Most of those people didn't unschool for long.

Then the internet happened.
Homeschoolers, in general, including unschoolers, started to find each other online. Discussion groups started. Chat rooms on AOL.

With the chat rooms came arguments.
Disagreements about what unschooling is, how people should do it, what "worked."

As the access to such forums increased, the level of discourse decreased. Much more time was spent explaining, arguing, and getting rid of trolls, than was spent helping each other. This was not only the case on AOL, but on e-mail lists as they became popular, and now, on facebook.

As the internet became more popular, I started out very active on a variety of online forums.
I stopped writing about unschooling online several years ago, when there was more stress involved than there was real communication.

Not very long ago, I realized that there must be unschooling pages and groups on facebook, and indeed, there are.
I started posting about unschooling again.

To my great surprise, there were people who recognized my name from things I had written years before.

I've spent part of the last while posting on several unschooling forums, in an attempt to help clarify for people what unschooling is, how it works, THAT it works. My kids are adults now. In the unschooling world (I'm not going to say "community" or "movement" because I don't think either thing really exists), adults who were (and are) unschoolers their whole lives are a fabulous resource. I thought my family might be able to help others who are just starting out.

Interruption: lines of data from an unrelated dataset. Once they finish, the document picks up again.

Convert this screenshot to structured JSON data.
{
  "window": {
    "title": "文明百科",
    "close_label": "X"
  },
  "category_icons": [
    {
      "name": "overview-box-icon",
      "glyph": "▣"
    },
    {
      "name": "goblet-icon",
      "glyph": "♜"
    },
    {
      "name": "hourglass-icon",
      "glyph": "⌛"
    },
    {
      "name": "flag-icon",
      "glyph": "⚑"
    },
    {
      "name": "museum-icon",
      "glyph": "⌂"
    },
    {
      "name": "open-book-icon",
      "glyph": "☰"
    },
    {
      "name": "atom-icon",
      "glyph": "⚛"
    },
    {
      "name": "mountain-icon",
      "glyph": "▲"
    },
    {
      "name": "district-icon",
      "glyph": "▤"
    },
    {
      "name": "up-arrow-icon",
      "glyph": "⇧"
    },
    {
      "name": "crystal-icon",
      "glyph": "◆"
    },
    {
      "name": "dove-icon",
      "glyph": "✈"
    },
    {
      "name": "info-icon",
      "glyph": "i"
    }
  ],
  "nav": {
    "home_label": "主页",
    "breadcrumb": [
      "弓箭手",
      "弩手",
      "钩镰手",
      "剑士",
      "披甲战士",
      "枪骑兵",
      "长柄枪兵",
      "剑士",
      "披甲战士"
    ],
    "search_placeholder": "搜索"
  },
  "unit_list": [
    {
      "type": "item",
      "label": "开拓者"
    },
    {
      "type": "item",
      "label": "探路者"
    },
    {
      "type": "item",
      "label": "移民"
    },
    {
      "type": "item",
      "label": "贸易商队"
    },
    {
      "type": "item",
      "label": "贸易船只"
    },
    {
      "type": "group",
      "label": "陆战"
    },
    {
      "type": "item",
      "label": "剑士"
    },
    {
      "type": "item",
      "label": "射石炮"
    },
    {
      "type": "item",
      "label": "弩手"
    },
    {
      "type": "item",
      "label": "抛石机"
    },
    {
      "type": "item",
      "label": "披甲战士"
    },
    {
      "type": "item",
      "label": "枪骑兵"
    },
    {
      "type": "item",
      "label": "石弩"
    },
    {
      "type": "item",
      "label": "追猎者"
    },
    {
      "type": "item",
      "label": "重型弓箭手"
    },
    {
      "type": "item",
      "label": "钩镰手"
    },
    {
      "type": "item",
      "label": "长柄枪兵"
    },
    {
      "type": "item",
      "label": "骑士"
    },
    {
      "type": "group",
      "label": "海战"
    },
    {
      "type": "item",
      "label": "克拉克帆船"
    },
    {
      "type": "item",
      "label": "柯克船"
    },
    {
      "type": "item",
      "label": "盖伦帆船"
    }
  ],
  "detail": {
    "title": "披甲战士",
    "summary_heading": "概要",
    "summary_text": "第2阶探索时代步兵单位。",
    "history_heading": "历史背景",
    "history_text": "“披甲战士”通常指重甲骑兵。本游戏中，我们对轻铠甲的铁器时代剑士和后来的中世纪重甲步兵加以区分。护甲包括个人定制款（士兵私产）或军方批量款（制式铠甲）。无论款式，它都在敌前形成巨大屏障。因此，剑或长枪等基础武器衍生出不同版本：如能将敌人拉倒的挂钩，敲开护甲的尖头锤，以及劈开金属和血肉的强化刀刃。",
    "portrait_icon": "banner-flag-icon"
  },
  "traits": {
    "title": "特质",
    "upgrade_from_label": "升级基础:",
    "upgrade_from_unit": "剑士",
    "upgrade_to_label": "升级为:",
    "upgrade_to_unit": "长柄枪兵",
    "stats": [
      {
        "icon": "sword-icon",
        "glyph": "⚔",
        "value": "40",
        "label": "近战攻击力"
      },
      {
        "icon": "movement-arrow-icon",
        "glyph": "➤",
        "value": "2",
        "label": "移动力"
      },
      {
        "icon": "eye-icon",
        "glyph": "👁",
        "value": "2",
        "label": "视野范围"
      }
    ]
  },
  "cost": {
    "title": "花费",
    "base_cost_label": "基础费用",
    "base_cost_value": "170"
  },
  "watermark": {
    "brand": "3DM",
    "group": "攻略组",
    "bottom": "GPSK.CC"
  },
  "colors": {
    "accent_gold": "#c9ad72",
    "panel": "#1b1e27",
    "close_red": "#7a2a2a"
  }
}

I think we probably have, to some extent.
Some of the forums have had good conversations.
I've become acquainted with some really cool people, all over the place.

However.

That is not all that has happened.

Lately, I've noticed that those forums seem to have more people in them who are not unschooling, than who are. That would be fine, if those were people asking questions, hoping to learn more about unschooling. Instead, they are ANSWERING questions. Giving advice. Advice full of curricula, worksheets, online schools, etc. Any attempt to redirect the conversation, or to point out that unschooling generally isn't about those things, is met with accusations of "jumping on people." There is no way for the readers to know whose advice is legit, who has years of unschooling experience, and who is, quite frankly, talking out their ass.

But that isn't what bothers me most.

What bothers me is that many of the people on those pages don't really want to unschool.
They want to "BE unschoolers."
They want the label.
They want someone else to figure it out for them, and give them all the answers- the techniques, the materials, the jargon.
They want validation for their choices, whether they are unschooling choices or not.
They want to give advice, explain things, and defend their choices, even if they aren't helpful at all to someone who is honestly trying to make changes in their lives.


It makes it tedious to read, and unpleasant to deal with.
Between the stress of being accused of mistreating people, and the necessity of repeating the same things over and over and over, whether anyone is listening or not, along with some things in my life demanding more time than is available, I've decided it's time for me to step back again.

I won't be reading or responding much, if at all, on facebook anymore. At least not for a while.
I'll write things here, on my blog.
If people want to read it, great.
If they find it interesting or useful, great.

I'm not saying that facebook forums might not be interesting or helpful for anyone, but they currently are not so for me.
I think I have a lot more to offer by simply writing about my experiences here.


I have a backlog of things I've been wanting to write about, with little time to do the writing.
I'm hoping to use the time I had been spending there, writing here.